Oxygen‐Vacancy‐Reinforced Vanadium Oxide/Graphene Heterojunction for Accelerated Zinc Storage with Long Life Span

Abstract Vanadium trioxide (V 6 O 13 ) cathode has recently aroused intensive interest for aqueous zinc‐ion batteries (AZIBs) due to their structural and electrochemical diversities. However, it undergoes sluggish reaction kinetics and significant capacity decay during prolonged cycling. Herein, an oxygen‐vacancy‐reinforced heterojunction in V 6 O 13− x /reduced graphene oxide (rGO) cathode is designed through electrostatic assembly and annealing strategy. The abundant oxygen vacancies existing in V 6 O 13− x weaken the electrostatic attraction with the inserted Zn 2+ ; the external electric field constructed by the heterointerfaces between V 6 O 13− x and rGO provides additional built‐in driving force for Zn 2+ migration; the oxygen‐vacancy‐enriched V 6 O 13− x highly dispersed on rGO fabricates the interconnected conductive network, which achieves rapid Zn 2+ migration from heterointerfaces to lattice.
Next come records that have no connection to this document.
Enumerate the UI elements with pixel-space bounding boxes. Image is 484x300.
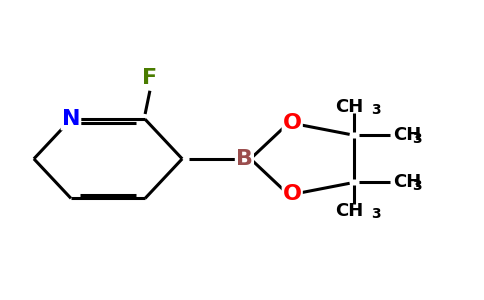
Text: F: F: [142, 68, 157, 88]
Text: CH: CH: [393, 126, 421, 144]
Text: CH: CH: [393, 173, 421, 191]
Text: CH: CH: [335, 98, 364, 116]
Text: N: N: [61, 109, 80, 129]
Text: 3: 3: [412, 132, 422, 146]
Text: B: B: [236, 149, 253, 169]
Text: O: O: [283, 184, 302, 204]
Text: CH: CH: [335, 202, 364, 220]
Text: O: O: [283, 113, 302, 134]
Text: 3: 3: [371, 208, 381, 221]
Text: 3: 3: [371, 103, 381, 117]
Text: 3: 3: [412, 179, 422, 193]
Consequently, the obtained 2D heterostructure exhibits a remarkable capacity of 424.5 mAh g −1 at 0.1 A g −1 , and a stable capacity retention (96% after 5800 cycles) at the fast discharge rate of 10 A g −1 . Besides, a flexible pouch‐type AZIB with real‐life practicability is fabricated, which can successfully power commercial products, and maintain stable zinc‐ion storage performances even under bending, heavy strikes, and pressure condition. A series of quantitative investigation of pouch batteries demonstrates the possibility of pushing pouch‐type AZIBs to realistic energy storage market.